Cette photo de 1895, sur laquelle on voit une fillette tenant la main de sa sœur, semblait tout à fait normale… jusqu’à ce que sa restauration révèle ce fait stupéfiant…

La lettre adressée à Ruth Ellison fut la plus difficile que Nora eût jamais écrite. Elle devait trouver un équilibre entre le détachement professionnel et le besoin désespéré d’entrer en contact avec une inconnue à travers le temps. Elle écrivit simplement, mentionnant qu’elle était archiviste et qu’elle effectuait des recherches sur une photographie victorienne dont elle pensait qu’elle représentait un membre de la famille de Ruth.

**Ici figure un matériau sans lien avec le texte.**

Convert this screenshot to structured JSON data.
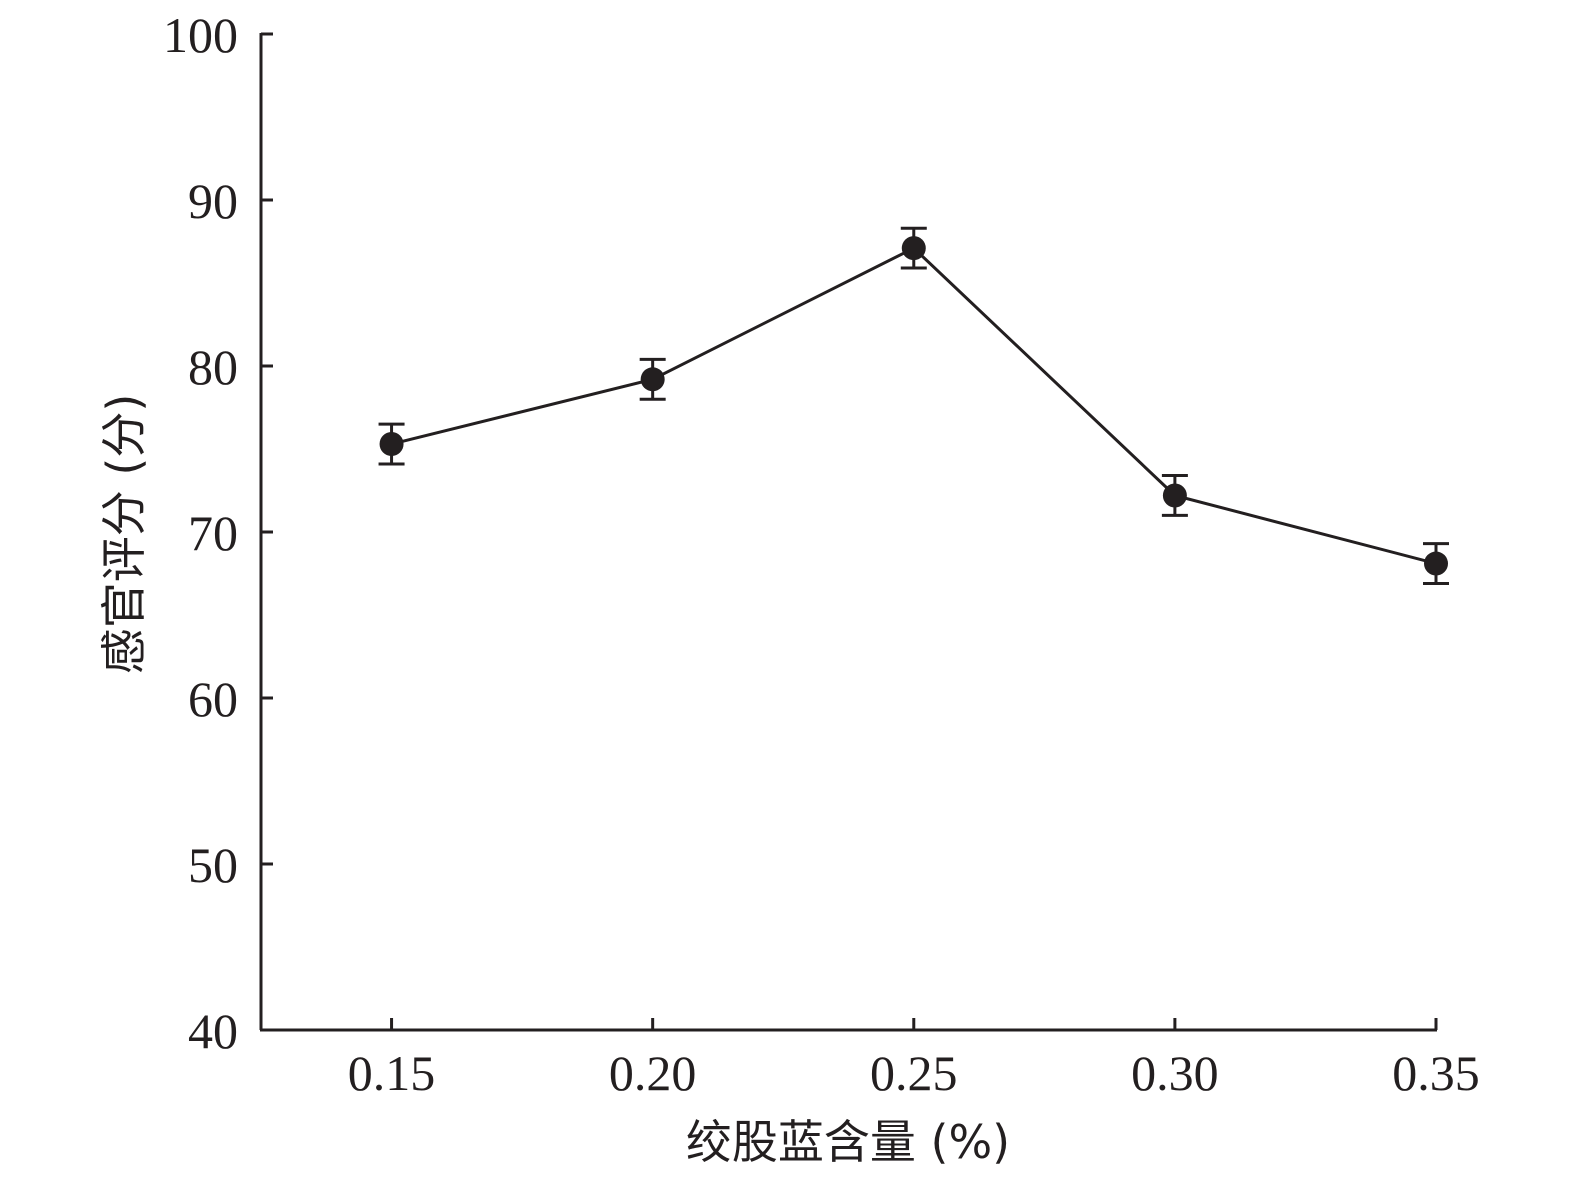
{
  "chart_data": {
    "type": "line",
    "xlabel": "绞股蓝含量 (%)",
    "ylabel": "感官评分 (分)",
    "x": [
      0.15,
      0.2,
      0.25,
      0.3,
      0.35
    ],
    "x_tick_labels": [
      "0.15",
      "0.20",
      "0.25",
      "0.30",
      "0.35"
    ],
    "xlim": [
      0.125,
      0.35
    ],
    "y_ticks": [
      40,
      50,
      60,
      70,
      80,
      90,
      100
    ],
    "y_tick_labels": [
      "40",
      "50",
      "60",
      "70",
      "80",
      "90",
      "100"
    ],
    "ylim": [
      40,
      100
    ],
    "grid": false,
    "series": [
      {
        "values": [
          75.3,
          79.2,
          87.1,
          72.2,
          68.1
        ],
        "errors": [
          1.2,
          1.2,
          1.2,
          1.2,
          1.2
        ],
        "color": "#231f20",
        "marker": "circle"
      }
    ]
  }
}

Elle attendit deux jours dans un état de suspension, son téléphone restant silencieux. Lorsqu’il sonna enfin, elle retint son souffle. « Je connais cette photographie », dit la voix à l’autre bout du fil. Elle était ferme, bien qu’elle trahît un léger tremblement. « Ma mère en avait un exemplaire. Elle disait que c’était la seule preuve que sa grand-mère avait jamais existé. »

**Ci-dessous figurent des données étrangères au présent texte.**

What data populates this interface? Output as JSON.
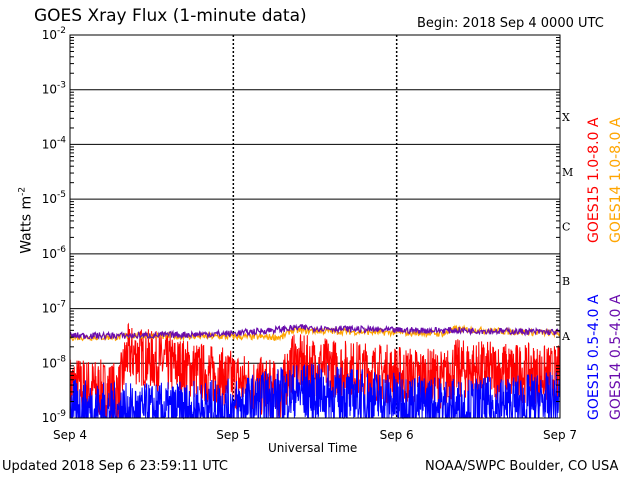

La poitrine de Nora se serra. Il n’y avait ni hésitation, ni confusion. Ruth avait attendu cela toute sa vie, peut-être même avant de savoir ce qu’elle attendait. Elles parlèrent pendant une heure, la distance entre Londres et Bristol s’amenuisant à chaque détail partagé. Ruth ne posa aucune question sur l’argent ni sur d’éventuelles réclamations juridiques ; elle posa des questions sur Eleanor. Elle voulait savoir si sa grand-mère avait été aimée. Nora savait que la réponse était compliquée, mais à mesure qu’elle écoutait, elle comprit qu’elle devait la découvrir.